The Helvetica man
September 1 2009
Long before modern icon libraries like Helveticons, designers and sign-makers were forced to use a mishmash of symbols. Until the Helvetica man came along…
By 1974, the U.S. Department of Transportation (DOT) realized the problem of using inconsistent symbols and commissioned the AIGA to produce a standard set for the Interstate Highway System, resulting in Symbol Signs. Sometimes referred to as the ‘Helvetica’ of pictograms (or specifically the Helvetica Man as coined by Ellen Lupton, and interviewed by Designer Observer), the project gave us the most common pictograms we see today.
Prior to this effort, numerous international, national and local organizations had devised symbols to guide passengers and pedestrians through transportation facilities and other sites of international exchange. While effective individual symbols had been designed, there was no system of signs that communicated the required range of complex messages, addressed people of different ages and cultures and were clearly legible at a distance.

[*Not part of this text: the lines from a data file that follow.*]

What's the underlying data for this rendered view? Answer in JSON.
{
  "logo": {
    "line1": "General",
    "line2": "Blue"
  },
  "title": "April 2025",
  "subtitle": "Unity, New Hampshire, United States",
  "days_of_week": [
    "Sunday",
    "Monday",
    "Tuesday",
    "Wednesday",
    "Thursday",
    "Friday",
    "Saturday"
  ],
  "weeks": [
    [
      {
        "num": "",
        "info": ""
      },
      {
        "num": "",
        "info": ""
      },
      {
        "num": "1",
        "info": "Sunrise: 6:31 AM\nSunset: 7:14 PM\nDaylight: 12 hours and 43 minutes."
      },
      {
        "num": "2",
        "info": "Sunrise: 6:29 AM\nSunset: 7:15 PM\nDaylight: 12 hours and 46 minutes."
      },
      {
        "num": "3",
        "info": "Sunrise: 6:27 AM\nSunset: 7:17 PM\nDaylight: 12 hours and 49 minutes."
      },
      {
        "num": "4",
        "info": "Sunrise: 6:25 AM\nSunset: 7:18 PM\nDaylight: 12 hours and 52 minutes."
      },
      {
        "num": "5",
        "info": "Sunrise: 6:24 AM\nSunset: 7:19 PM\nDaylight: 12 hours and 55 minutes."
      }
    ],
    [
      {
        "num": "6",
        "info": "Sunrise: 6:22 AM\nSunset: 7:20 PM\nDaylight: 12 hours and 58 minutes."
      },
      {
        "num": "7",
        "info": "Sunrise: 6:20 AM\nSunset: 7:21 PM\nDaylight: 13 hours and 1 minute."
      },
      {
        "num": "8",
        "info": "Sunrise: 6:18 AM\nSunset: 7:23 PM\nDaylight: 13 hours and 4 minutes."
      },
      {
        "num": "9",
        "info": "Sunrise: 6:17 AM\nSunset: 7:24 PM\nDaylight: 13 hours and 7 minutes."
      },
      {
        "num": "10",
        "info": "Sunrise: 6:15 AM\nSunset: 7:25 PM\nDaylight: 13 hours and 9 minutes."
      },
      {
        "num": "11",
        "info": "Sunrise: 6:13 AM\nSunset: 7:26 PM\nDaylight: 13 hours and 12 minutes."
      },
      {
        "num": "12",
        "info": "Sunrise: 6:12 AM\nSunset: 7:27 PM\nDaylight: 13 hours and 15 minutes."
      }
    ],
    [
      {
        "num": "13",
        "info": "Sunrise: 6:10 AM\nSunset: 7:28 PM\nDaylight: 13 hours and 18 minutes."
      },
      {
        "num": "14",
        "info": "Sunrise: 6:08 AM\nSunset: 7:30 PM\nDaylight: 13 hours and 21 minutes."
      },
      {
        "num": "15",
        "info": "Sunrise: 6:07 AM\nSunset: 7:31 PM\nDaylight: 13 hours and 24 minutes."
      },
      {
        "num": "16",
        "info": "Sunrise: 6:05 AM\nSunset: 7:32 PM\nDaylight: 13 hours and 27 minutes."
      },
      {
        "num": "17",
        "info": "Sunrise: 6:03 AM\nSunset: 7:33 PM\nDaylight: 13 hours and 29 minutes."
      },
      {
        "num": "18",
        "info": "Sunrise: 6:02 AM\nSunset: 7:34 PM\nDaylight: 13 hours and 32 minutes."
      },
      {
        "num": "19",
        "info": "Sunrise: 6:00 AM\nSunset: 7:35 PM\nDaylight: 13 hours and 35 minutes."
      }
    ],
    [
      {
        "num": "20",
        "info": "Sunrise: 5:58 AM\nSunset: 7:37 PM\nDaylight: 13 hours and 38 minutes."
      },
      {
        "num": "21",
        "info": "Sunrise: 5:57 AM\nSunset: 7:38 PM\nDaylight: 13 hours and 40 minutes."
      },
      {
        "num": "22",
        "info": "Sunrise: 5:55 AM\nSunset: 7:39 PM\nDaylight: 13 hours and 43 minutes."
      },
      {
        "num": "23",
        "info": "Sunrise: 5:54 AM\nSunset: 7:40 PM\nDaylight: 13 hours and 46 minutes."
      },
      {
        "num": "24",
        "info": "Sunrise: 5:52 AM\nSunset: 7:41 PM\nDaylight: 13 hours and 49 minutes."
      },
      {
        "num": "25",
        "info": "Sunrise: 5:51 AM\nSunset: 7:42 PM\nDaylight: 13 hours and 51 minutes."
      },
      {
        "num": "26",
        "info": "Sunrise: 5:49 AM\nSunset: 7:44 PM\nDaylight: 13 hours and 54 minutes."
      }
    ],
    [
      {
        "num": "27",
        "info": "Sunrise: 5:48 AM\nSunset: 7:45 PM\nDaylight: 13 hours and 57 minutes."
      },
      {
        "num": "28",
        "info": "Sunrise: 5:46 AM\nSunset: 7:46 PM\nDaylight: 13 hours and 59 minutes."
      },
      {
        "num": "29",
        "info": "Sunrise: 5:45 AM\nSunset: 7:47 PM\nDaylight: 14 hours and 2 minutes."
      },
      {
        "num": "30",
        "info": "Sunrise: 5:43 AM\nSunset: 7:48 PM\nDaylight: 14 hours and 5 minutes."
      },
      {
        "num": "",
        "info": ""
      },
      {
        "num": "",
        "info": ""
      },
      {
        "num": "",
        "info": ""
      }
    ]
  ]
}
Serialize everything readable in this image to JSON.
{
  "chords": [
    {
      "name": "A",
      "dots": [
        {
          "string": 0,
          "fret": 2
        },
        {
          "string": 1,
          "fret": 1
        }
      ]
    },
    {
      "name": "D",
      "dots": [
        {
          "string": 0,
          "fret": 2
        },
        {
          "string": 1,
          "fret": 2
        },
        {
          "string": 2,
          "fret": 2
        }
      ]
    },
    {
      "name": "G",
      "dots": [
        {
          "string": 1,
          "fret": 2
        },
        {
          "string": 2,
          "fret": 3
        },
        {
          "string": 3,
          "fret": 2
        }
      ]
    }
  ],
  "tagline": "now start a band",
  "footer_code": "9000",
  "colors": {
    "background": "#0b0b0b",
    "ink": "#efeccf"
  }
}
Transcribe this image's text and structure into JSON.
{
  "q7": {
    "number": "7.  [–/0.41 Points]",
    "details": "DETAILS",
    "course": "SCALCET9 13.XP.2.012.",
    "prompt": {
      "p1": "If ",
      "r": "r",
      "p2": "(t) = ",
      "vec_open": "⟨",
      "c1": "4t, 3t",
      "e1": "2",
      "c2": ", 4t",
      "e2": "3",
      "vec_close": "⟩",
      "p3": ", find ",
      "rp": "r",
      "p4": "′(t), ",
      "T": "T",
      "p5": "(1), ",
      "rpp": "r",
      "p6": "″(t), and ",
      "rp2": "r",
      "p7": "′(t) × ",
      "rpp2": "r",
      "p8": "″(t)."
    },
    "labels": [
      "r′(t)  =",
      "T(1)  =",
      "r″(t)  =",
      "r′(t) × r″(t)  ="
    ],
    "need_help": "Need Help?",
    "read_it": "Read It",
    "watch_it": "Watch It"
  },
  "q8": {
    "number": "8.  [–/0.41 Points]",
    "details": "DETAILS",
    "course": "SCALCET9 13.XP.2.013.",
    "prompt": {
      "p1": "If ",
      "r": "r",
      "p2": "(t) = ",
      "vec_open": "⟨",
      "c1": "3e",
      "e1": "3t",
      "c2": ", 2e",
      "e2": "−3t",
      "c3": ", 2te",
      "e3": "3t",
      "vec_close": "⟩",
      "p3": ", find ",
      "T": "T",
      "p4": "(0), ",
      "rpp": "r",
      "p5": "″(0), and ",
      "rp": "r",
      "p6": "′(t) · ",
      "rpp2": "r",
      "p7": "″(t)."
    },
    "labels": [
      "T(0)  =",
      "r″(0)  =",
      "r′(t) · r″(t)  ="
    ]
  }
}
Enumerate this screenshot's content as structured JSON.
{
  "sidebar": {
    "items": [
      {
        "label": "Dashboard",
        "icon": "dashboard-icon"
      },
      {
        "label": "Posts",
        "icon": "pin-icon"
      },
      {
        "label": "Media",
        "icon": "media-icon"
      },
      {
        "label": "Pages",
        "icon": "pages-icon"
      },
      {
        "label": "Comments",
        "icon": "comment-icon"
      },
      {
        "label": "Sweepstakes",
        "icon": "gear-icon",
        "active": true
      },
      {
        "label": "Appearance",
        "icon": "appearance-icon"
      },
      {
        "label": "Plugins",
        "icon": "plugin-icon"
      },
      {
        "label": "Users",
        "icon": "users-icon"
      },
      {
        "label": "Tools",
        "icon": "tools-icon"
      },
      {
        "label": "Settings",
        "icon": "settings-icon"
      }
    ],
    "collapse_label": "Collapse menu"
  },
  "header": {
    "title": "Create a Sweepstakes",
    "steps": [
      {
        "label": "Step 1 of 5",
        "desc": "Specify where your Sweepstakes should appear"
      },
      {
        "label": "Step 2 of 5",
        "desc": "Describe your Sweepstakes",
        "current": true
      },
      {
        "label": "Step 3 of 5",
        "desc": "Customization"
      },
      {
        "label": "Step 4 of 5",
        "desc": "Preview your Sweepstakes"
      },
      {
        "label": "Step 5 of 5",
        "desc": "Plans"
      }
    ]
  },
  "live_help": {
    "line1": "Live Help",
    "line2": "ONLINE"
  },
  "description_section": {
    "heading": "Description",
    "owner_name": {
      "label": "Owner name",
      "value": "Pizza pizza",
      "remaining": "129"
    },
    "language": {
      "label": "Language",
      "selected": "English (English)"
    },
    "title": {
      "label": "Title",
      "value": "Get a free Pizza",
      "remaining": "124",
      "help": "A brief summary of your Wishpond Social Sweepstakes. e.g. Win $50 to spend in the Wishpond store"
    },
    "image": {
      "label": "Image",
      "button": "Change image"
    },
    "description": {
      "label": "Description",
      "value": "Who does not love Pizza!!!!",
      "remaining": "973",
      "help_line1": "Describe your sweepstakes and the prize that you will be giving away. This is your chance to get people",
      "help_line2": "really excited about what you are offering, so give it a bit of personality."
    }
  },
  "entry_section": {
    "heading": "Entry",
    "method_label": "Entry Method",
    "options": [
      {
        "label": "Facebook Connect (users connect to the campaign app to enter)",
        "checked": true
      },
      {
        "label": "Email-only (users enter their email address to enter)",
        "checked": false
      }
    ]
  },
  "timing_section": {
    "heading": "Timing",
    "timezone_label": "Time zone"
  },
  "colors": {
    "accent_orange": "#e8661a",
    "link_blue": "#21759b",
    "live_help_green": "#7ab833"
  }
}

The AIGA team (which consisted of Thomas Geismar, Seymour Chwast, Rudolph de Harak, John Lees, and Massimo Vignelli) worked with designers Roger Cook and Don Shanosky to study the various pictogram systems in use around the world at the time, drawing inspiration from airports, train stations, and the Olympic Games.
A set of 34 symbols was published in 1974, receiving one of the first Presidential Design Awards. In 1979, 16 more symbols were added, creating a total of 50. Over the years, the symbols have become a standard in wayfinding, resulting in a set of icons we see and recognize on a daily basis (like the popular restroom and no smoking signs).
The copyright-free symbols, available for download from AIGA’s website, were released in the public domain and can be used by anyone without license.
Related: Airport is a short film by Iain Anderson created using the AIGA pictograms (which made it to the 2005 Sydney Film Festival). The U.S. National Park Service currently uses an expanded set of symbols based on the AIGA pictograms, designed by New York-based graphic and environmental design firm Meeker & Associates.